La question de la contraception après l'accouchement est cruciale pour les femmes qui ne souhaitent pas une nouvelle grossesse immédiate. L'allaitement, bien que souvent perçu comme une méthode contraceptive naturelle, ne l'est pas toujours. Il est donc essentiel de comprendre les options contraceptives disponibles et leurs implications, en particulier pour les mères qui allaitent. Cet article vise à fournir un guide complet sur l'utilisation du désogestrel, une pilule microprogestative, pendant l'allaitement, en abordant les aspects essentiels tels que son efficacité, ses effets secondaires potentiels et les précautions à prendre.

Contraception post-partum : un besoin essentiel

Après l'accouchement, le corps de la femme reprend progressivement son fonctionnement normal. L'ovulation peut reprendre dès 21 jours après l'accouchement, même en l'absence de retour de couches (réapparition des règles). Par conséquent, une contraception fiable est recommandée dès la reprise des rapports sexuels, et même avant le retour de couches, pour éviter une grossesse non désirée. Il est recommandé de parler contraception avec son professionnel de santé dès la fin de la grossesse.

L'allaitement n'est pas toujours une contraception fiable

Bien que l'allaitement exclusif puisse être considéré comme un moyen de contraception dans certaines conditions strictes, il ne garantit pas une protection totale contre la grossesse. Pour que l'allaitement soit considéré comme une méthode contraceptive fiable, les conditions suivantes doivent être respectées :

  • L'allaitement doit être exclusif : le nourrisson ne doit recevoir que du lait maternel, sans aucun autre aliment ou boisson, pas même de l'eau.
  • L'allaitement doit se faire au sein, à la demande, jour et nuit, sans intervalle de plus de 4 heures le jour et de plus de 6 heures la nuit entre deux tétées.
  • Le nourrisson doit avoir moins de 6 mois.
  • La mère ne doit pas avoir eu de retour de couches : les règles ne doivent pas avoir repris.

Si ces conditions ne sont pas strictement respectées, une autre méthode de contraception doit être envisagée.

Désogestrel : une pilule microprogestative compatible avec l'allaitement

Lors de votre séjour en maternité, vous serez conseillée par une sage-femme ou un obstétricien sur une contraception adaptée à la période post-natale.
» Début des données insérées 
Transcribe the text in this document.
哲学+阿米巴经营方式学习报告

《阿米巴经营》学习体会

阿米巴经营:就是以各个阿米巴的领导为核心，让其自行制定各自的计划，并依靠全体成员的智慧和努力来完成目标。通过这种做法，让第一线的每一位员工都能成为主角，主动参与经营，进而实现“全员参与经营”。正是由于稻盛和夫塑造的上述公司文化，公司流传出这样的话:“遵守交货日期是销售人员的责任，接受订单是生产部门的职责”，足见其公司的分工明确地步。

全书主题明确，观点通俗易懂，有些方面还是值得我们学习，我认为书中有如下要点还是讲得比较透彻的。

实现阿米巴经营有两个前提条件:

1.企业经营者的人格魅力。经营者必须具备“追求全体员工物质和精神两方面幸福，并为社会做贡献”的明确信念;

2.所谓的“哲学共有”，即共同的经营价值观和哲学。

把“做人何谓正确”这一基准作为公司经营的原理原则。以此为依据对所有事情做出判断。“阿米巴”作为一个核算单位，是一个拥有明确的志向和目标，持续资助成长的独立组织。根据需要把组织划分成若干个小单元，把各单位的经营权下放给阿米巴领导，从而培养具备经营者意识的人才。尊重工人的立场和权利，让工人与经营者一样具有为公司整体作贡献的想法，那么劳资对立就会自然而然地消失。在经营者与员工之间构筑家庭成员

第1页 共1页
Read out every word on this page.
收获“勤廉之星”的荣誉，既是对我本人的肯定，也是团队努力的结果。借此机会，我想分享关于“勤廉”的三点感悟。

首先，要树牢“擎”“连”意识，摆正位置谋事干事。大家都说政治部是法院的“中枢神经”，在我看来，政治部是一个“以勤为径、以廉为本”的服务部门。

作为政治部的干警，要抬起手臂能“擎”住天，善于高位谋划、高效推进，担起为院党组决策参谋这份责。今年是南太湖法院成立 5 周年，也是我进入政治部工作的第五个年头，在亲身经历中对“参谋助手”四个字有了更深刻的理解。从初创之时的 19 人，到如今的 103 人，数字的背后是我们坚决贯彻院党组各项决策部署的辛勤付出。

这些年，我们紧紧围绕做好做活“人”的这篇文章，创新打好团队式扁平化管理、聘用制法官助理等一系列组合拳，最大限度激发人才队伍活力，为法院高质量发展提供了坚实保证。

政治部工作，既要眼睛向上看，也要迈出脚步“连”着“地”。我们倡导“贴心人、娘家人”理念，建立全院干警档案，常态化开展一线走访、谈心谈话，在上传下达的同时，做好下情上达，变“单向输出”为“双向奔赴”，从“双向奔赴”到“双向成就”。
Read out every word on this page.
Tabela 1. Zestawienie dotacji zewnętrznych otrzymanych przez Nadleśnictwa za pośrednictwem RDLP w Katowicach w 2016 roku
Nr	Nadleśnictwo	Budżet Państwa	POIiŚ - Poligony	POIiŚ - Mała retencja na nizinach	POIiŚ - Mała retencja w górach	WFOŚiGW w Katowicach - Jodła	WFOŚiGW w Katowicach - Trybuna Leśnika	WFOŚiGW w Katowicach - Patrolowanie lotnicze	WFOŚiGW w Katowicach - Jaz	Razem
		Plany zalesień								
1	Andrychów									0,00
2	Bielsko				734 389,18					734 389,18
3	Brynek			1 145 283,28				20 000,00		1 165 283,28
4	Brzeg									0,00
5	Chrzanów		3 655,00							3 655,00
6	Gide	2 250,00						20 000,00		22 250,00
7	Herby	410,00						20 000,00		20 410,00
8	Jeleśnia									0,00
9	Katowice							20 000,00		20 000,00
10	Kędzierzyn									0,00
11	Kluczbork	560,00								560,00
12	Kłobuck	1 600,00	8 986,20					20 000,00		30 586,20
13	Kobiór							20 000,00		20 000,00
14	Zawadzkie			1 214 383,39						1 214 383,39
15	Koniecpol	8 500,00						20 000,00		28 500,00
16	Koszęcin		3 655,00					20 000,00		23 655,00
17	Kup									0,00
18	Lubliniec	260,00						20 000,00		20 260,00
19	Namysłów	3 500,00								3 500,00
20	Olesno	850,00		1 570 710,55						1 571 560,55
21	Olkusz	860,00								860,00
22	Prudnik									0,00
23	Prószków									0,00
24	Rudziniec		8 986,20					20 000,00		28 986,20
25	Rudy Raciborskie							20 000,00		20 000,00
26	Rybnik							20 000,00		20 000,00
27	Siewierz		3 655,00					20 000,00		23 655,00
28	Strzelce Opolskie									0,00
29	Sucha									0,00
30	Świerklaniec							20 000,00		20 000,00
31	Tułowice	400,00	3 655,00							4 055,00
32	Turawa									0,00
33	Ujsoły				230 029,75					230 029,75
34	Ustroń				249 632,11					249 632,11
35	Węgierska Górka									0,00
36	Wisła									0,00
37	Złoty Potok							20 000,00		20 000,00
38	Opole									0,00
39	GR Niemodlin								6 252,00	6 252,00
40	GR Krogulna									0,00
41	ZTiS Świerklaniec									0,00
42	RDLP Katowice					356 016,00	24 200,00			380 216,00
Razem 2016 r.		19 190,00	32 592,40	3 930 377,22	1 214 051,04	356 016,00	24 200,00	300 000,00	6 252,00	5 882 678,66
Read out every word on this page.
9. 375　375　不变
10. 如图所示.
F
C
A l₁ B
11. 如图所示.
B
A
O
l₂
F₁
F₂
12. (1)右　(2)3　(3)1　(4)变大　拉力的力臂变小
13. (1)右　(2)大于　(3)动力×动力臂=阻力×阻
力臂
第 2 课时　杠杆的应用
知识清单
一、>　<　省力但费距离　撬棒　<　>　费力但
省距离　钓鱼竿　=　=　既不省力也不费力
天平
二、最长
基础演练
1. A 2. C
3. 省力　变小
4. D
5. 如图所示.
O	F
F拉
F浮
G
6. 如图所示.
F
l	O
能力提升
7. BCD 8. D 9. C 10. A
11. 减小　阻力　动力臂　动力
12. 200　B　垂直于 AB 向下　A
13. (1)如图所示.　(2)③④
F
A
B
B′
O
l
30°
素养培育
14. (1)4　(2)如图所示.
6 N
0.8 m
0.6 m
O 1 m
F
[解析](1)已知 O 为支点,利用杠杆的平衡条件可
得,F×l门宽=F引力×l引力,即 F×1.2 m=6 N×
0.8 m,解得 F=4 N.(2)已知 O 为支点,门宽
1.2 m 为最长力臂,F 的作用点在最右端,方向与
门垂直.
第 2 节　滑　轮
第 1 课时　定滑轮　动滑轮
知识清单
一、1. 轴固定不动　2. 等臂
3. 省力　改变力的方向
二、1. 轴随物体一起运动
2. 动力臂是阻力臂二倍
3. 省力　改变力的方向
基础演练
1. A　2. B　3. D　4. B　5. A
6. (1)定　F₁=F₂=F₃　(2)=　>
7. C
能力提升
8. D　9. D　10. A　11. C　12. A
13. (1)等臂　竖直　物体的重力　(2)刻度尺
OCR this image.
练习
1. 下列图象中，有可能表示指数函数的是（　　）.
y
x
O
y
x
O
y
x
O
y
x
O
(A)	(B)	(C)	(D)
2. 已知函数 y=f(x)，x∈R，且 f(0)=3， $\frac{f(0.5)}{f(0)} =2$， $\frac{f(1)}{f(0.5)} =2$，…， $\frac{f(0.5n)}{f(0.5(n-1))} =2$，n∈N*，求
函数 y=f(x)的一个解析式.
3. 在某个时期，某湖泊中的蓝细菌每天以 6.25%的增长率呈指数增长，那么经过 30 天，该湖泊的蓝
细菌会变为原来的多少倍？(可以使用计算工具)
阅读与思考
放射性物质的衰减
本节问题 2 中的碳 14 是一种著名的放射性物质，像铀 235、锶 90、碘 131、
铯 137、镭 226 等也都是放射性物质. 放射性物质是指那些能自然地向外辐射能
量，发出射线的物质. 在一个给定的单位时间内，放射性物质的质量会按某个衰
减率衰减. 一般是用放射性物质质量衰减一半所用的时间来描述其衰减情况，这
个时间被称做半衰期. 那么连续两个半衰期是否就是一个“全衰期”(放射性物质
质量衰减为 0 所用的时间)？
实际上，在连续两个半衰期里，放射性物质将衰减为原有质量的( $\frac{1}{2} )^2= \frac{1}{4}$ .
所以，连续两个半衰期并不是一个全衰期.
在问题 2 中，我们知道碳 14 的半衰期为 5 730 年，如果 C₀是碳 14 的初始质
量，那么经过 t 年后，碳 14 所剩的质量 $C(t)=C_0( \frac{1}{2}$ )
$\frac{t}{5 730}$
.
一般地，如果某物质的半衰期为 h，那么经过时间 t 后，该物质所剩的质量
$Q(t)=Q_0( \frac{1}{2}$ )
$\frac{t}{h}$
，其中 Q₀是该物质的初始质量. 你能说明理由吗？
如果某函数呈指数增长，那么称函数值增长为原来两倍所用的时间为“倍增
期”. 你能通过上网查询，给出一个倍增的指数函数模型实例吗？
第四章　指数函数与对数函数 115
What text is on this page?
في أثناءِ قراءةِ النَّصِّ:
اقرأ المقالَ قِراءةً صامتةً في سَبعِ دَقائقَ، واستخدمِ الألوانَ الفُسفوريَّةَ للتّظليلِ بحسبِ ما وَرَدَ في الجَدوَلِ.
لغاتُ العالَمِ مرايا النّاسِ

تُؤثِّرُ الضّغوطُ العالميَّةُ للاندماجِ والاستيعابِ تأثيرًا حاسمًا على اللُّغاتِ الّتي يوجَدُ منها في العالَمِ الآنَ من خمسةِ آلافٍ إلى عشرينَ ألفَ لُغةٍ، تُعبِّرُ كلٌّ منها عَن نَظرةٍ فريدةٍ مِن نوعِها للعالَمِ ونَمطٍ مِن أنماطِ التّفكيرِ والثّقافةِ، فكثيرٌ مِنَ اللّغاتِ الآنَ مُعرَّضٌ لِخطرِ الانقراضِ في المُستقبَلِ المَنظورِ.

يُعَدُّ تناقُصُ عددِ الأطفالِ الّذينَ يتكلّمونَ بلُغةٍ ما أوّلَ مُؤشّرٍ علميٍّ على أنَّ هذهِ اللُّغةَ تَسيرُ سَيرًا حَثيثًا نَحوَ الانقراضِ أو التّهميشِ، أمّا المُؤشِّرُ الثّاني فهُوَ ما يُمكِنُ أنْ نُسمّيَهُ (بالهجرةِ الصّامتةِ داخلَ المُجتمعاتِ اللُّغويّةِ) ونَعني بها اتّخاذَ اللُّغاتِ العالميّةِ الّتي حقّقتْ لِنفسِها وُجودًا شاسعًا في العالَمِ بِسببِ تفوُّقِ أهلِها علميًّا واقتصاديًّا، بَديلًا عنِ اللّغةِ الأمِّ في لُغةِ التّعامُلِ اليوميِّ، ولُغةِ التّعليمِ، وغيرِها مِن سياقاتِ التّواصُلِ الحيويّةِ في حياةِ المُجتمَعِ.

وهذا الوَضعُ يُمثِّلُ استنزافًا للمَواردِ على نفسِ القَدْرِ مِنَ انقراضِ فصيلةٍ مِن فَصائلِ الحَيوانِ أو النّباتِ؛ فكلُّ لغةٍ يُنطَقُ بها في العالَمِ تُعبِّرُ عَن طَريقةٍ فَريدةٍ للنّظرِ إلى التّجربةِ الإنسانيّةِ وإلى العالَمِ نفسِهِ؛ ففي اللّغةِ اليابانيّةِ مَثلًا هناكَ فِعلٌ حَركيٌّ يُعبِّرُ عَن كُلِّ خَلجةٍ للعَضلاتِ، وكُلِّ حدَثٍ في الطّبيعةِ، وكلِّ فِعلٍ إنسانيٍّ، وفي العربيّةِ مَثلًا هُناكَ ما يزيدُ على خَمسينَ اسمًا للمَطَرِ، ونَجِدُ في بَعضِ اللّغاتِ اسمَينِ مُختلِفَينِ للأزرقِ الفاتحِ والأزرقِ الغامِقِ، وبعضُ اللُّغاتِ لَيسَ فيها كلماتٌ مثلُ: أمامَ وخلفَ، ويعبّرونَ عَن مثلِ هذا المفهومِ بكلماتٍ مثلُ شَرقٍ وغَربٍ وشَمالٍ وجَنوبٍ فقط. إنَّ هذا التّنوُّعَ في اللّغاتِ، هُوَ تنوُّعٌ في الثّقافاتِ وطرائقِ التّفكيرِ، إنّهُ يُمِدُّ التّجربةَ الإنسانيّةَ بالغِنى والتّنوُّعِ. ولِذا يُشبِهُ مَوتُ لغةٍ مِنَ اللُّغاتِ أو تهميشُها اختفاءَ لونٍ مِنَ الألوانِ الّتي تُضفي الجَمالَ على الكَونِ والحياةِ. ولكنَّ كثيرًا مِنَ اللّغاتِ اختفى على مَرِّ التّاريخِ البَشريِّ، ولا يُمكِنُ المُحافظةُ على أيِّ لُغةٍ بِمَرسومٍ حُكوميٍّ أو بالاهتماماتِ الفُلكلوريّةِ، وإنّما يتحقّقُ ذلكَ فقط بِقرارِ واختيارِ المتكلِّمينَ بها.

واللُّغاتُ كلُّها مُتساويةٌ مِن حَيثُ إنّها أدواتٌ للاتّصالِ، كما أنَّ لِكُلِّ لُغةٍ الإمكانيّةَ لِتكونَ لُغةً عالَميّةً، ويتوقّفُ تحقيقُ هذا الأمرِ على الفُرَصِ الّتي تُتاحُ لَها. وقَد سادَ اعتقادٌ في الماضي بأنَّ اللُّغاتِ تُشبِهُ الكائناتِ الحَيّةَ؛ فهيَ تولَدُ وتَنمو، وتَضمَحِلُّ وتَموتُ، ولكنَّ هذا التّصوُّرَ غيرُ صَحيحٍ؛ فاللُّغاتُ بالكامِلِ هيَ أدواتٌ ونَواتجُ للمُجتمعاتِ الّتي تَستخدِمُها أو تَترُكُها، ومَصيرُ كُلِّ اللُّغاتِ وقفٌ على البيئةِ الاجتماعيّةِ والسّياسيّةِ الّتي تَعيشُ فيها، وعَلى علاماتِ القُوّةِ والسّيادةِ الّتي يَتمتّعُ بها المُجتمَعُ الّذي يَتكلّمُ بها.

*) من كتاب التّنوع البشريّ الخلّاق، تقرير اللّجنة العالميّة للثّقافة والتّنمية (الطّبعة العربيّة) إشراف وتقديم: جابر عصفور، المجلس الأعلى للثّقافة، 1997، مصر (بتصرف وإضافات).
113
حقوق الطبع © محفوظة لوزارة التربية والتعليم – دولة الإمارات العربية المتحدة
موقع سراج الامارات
Seule une pilule micro progestative peut vous être prescrite. En effet, les pilules classiques avec des œstrogènes sont contre-indiquées du fait du passage des œstrogènes dans le lait maternel. Le désogestrel est une pilule contraceptive contenant uniquement un progestatif, ce qui la rend compatible avec l'allaitement. Contrairement aux pilules combinées, qui contiennent à la fois des œstrogènes et un progestatif, le désogestrel ne contient pas d'œstrogènes, ce qui évite le risque de diminution de la production de lait maternel et d'effets néfastes sur le nourrisson.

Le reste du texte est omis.